New Element Discovered! But Don’t Ask About Its Name
A little square that has been left blank on the periodic table for all these years might finally be filled in. A team of American and Russian scientists have just reported the synthesis of a brand new element–element 117. Says study coauthor Dawn Shaughnessy: “For a chemist, it’s so fundamentally cool” to fill a square in that table [The New York Times].
If other scientists confirm the discovery, the still-unnamed element will take its place between elements 116 and 118, both of which have already been tracked down. A paper about element 117 will soon be published in Physical Review Letters, and scientists say the new element appears to point the way toward a brew of still more massive elements with chemical properties no one can predict [The New York Times].
Element 117 was born in a particle accelerator in Russia, where the scientists smashed together calcium-48 — an isotope with 20 protons and 28 neutrons — and berkelium-249, which has 97 protons and 152 neutrons. The collisions spit out either three or four neutrons, creating two different isotopes of an element with 117 protons [Science News].

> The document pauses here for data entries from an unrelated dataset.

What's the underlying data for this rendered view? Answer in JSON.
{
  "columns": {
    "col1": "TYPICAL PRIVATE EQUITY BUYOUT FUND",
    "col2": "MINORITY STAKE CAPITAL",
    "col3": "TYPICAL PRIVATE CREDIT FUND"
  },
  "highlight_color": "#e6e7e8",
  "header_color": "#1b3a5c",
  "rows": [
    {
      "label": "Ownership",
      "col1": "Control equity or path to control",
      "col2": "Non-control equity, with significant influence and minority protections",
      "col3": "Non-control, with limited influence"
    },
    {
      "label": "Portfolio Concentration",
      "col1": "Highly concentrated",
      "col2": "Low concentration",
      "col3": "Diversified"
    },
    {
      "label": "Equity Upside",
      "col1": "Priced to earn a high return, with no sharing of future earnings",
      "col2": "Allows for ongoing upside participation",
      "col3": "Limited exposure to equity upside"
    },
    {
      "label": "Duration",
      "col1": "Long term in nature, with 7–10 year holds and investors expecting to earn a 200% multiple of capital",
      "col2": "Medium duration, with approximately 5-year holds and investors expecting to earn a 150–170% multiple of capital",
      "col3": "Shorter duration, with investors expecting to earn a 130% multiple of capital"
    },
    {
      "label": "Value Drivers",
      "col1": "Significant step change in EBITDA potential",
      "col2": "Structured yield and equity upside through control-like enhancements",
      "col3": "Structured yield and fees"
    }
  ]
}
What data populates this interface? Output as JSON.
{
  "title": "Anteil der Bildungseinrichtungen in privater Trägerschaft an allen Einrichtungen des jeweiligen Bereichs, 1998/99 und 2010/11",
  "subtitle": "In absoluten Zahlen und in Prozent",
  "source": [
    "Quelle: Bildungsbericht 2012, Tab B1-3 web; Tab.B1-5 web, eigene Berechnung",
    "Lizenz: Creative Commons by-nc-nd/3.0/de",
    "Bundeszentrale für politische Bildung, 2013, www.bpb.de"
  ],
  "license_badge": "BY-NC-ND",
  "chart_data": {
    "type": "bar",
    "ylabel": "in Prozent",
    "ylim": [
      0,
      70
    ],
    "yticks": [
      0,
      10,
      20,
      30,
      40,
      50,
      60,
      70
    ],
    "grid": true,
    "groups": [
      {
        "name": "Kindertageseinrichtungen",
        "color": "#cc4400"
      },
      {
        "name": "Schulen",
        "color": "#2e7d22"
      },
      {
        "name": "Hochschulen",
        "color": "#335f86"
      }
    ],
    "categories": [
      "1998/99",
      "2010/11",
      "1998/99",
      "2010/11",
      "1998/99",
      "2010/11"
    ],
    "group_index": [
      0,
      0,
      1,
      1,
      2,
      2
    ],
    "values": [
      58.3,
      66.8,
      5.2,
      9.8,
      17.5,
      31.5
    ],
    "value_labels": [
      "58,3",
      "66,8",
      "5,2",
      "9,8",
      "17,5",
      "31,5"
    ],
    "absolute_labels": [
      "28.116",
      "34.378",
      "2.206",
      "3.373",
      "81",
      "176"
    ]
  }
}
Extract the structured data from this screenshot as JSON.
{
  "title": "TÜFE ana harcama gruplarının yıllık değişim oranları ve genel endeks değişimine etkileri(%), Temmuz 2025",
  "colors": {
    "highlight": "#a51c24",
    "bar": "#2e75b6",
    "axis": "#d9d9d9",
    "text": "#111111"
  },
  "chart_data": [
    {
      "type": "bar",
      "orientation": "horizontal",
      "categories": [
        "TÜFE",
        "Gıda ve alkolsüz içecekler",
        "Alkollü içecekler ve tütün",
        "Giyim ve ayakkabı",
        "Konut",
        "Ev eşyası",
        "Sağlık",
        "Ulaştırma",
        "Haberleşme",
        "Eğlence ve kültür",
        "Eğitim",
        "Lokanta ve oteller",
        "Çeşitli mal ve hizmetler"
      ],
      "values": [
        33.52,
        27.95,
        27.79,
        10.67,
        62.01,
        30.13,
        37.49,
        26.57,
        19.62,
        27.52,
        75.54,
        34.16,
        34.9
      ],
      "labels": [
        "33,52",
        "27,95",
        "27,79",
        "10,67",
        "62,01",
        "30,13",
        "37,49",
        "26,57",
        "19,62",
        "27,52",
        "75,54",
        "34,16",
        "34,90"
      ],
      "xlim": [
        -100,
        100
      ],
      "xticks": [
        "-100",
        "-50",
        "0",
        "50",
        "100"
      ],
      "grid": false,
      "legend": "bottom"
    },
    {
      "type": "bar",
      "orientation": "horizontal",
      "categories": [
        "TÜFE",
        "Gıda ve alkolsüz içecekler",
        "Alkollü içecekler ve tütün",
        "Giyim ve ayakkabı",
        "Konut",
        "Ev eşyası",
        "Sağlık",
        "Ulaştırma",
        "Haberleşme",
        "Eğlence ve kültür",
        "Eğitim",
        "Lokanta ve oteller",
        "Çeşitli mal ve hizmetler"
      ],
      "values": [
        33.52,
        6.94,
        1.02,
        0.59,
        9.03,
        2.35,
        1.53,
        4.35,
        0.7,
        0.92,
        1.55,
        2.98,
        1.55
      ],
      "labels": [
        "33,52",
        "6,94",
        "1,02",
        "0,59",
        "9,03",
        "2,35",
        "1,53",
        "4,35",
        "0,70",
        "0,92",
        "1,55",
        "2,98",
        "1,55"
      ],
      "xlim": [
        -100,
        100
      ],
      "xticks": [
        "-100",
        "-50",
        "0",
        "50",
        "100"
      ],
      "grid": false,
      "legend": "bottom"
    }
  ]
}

The new element 117, takes it place between two superheavy elements that scientists know to be very radioactive and that decay almost instantly. But many researchers think it is possible that even heavier elements may occupy an “island of stability” in which superheavy atoms stick around for a while [Science News]. If this theory holds up, scientists say, the work could generate an array of strange new materials with as yet unimagined scientific and practical uses [New York Times].
The excitement continues for the scientists who toiled to synthesize the new element, as they wait to hear what it will be named. Usually, a new element is named after someone or someplace involved in the research. The element berekelium, which was used in the experiment, was named after the University of California at Berkeley, where it was first synthesized, while element 112 was just recently named Copernicium in honor of the 16th century scientist Nicholas Copernicus.
So far, the scientists have been exceptionally mum about what the element might be called. Yuri Oganessian, a nuclear physicist at the Joint Institute for Nuclear Research in Dubna, Russia and the lead author on the paper, said in an e-mail message: “Naming elements is a serious question; in fact…This takes years” [New York Times]. His silence is reinforced by team member Shaughnessy, who was equally cagey about possible names for the new element: “We’ve never discussed names because it’s sort of like bad karma…It’s like talking about a no hitter during the no hitter. We’ve never spoken of it aloud” [New York Times].
Till the element is confirmed and it takes its formal place on the periodic table, scientists say it shall simply be referred to as element 117–or by the Latin reference to its number, ununseptium.